Önüne yasal engeller(!) çıkararak icraatlarını engelleyen Yargı
Her çıkardığı kanuna itiraz ederek Yüce Mahkemeye başvuran muhalefet partileri...
"Sen sultan mısın?" diyerek mevcut yetkilerine bile karşı çıkan bir kısım medya...
Ve...
Kendisini iktidardan düşürmek için askeri darbe planlayan(!) TSK...

Oysa…
Halk, Yargı, Muhalefet, Medya ve TSK; bu felâketlerden kurtulmak için:
Onu engellemeseler...
Ona sınırsız yönetim özgürlüğü ve yetkisi verseler her şey ne güzel olacak...
Neler mi olacak?..
Cennet ülkemiz bütün belâlardan arınacak...
Terör hemen bitecek...
Tam ve gerçek demokrasi gelecek...
(Osman Can, Anayasa Mahkemesi Başkanı olacak...
HSYK'nın başına özel avukatı Fatih Şahin atanacak...
Danıştay, Ak Parti genel merkeziyle yer değiştirecek...
Kemal Kılıçdaroğlu için de bir kaset çıkarılacak...
Genelkurmay Başkanlığı Mümtazer Türköne'ye teslim edilecek)
İsrail'in tepesine binilecek...
Gazze kurtarılacak...
İşsizlik sıfırlanacak...
İhracat ve turizm gelirlerimiz ithalâtımızın birkaç katına çıkacak...
Ama...
Olmuyor…

Neden olmuyor?..

Çünkü...
Ne Halk razı bu yetkiyi o kadar güçlü vermeye...
Ne Yargı...
Ne Medya...
Ne Muhalefet...
Ve...
Ne de TSK
O zaman da işte ancak bu kadar oluyor…
Yani terör yükseliyor...
İşsizlik artıyor...
Esnaf siftahsız kepenk kapatıyor...
Bankalar fukara halkın kanını emiyor(!)..
V.s., v.s., v.s...

Birileri Başbakan'a anlatmalı ki...

Birileri sevgili Başbakan’ımıza Jean Jacques Rousseau’nun, "İktidarın gücü büyüdükçe, özgürlük de o oranda küçülür" deyişini mutlaka hatırlatmalı…
Hatta o sözü niçin söylediğini de açıklamalı…

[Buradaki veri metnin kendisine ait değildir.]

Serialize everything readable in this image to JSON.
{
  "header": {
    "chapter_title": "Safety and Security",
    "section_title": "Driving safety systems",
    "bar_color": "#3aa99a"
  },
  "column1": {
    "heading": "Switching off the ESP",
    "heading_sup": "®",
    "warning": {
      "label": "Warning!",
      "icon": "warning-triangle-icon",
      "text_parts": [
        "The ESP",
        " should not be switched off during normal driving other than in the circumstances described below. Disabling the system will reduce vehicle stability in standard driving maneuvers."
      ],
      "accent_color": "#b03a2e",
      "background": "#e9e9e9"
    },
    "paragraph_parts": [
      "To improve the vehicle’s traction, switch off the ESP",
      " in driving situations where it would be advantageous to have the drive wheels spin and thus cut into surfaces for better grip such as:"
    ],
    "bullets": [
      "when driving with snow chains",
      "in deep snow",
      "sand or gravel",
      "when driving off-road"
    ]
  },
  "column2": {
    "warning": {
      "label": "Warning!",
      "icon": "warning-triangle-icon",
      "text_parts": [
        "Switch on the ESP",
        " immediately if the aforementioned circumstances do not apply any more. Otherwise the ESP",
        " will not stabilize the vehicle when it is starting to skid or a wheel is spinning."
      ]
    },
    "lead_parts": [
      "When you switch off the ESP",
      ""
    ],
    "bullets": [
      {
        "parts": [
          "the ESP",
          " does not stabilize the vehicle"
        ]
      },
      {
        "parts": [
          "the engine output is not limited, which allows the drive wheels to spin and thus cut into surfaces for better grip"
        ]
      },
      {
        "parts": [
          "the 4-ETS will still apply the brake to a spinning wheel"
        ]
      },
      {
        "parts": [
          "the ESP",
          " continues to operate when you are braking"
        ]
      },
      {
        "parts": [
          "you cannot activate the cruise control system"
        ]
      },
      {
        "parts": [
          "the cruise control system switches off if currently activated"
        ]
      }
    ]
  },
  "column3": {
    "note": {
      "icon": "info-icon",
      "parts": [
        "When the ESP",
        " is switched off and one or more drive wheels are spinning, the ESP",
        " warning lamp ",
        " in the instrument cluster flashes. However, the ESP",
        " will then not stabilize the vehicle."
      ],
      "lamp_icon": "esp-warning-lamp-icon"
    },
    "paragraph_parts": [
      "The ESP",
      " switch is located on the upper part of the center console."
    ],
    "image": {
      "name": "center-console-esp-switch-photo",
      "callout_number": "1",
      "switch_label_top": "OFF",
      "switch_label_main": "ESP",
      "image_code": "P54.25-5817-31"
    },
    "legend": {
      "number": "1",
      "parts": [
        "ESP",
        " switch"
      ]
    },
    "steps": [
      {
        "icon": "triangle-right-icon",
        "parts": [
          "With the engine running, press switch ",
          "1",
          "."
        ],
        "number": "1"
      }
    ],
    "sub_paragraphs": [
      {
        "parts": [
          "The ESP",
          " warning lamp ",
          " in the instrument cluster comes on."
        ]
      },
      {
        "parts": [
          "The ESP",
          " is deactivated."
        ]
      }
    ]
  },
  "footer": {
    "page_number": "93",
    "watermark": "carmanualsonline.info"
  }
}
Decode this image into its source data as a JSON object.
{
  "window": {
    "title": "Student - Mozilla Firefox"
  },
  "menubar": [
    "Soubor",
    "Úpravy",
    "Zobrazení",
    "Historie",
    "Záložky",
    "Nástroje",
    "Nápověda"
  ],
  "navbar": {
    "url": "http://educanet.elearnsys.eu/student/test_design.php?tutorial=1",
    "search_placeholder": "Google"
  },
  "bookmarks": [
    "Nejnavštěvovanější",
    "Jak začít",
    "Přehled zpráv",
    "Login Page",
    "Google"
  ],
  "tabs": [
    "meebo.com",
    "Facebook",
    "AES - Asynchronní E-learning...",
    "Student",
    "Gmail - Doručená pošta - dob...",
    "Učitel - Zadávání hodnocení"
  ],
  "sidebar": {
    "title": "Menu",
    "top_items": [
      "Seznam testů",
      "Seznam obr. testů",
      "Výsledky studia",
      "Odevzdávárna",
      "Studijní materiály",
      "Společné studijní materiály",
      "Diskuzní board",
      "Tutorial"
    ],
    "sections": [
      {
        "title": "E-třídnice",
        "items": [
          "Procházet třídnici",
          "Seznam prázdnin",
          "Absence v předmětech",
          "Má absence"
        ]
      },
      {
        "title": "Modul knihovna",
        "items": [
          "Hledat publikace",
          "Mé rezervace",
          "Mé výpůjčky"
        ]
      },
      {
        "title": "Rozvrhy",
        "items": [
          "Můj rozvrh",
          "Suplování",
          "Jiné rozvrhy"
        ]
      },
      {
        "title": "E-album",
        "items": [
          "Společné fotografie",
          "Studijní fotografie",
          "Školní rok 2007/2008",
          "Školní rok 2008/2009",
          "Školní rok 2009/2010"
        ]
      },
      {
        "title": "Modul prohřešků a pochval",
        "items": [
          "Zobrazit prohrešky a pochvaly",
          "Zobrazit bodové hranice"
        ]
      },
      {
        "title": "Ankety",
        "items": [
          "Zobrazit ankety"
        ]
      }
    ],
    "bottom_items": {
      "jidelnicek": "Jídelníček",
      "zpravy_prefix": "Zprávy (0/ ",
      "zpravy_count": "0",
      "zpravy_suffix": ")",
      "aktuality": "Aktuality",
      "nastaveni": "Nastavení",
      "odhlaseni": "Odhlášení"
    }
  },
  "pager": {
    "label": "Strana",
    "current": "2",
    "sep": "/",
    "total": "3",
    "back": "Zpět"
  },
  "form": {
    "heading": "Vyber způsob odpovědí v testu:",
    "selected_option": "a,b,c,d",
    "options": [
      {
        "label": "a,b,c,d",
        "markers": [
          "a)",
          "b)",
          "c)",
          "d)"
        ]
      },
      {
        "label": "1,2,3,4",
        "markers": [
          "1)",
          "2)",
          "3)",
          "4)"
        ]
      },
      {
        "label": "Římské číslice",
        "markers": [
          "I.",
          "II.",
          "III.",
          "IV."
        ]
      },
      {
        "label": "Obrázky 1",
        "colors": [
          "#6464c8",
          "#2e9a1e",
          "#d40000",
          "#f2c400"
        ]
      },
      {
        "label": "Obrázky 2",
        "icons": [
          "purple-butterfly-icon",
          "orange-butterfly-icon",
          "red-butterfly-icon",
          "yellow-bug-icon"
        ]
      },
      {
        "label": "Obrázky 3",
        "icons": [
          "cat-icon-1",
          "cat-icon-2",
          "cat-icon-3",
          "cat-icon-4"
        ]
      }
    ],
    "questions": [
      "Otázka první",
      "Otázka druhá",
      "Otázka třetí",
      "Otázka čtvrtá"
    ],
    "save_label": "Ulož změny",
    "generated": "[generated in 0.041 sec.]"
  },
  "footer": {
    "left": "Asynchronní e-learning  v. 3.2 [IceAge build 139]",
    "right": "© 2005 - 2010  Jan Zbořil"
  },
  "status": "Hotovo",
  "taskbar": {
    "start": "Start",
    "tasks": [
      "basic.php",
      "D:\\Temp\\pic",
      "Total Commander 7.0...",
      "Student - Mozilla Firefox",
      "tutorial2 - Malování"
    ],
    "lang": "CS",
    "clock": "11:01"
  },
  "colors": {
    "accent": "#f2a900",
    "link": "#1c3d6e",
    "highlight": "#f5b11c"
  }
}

Fransız İhtilâli, Jean Jacques Rousseau’nun o sözünden de hareketle Saray'ın (Mutlak iktidarın) halka karşı kullandığı gücü azaltırken, bireyi daha özgür kılmak için yapıldı...
Ama...
Rousseau’nun bunları söylediğinin üzerinden çok da fazla zaman geçmeden Napolyon Bonapart isimli 1.65 boyunda ufacık bir adam halkı da yargıyı da ikna edip bütün Fransız devletini ele geçirdi...
Hem de ne geçirmek(!)..
Dediği dedik, öttürdüğü düdüktü...
Daha çok paraya ve toprağa sahip olabilmek için on binlerce Fransız köylüsünün öldüğü savaşlara girdi…
Hiç kimseye danışmadan hem de...
Zengin İngilizlerden borçlar aldı ve o borçları savaşlarda yedi, hazineyi tamtakır hale getirdi…
Yine hiç kimseye danışmadan hem de...
Sonra da o borçları ödeyebilmek için yeni borçlar aldı, yeni vergiler saldı
Elbette hiç kimseye danışmadan hem de...
Bütün bunları, “Fransız halkı ve yargıçları bütün yetkiyi bana verdiler” deyip özgür Fransa’yı bu kez başka ülkelerin tutsak ettiği bir ülke haline getirdi…
Yani; Jean Jacques Rousseau haklı çıktı...
Yani; iktidarın gücü büyüdükçe, özgürlük de o oranda küçüldü...

Sayın Başbakan Erdoğan;

Siz en iyisi mi geliniz bu ülkeyi Yargı ve Muhalefetin ortak desteğiyle yönetin…
Askere sadece şehit verdiği zaman değil, her zaman destek olun…
Yandaşınız medyanın değil; aklı başında medyanın yazdıklarına kulak verin...
Herşeyi bildiklerini zanneden ama gösterişten ve kibirden başka bir şey bilmeyen danışmanlarınızı hemen kovun...
"Monşer" diyerek kendi aklınızca "küçümsemiş" olsanız da emekli diplomatlarımıza danışın...
Aksi halde sadece siz değil, ülkemizin geleceği de yok olup gidecek…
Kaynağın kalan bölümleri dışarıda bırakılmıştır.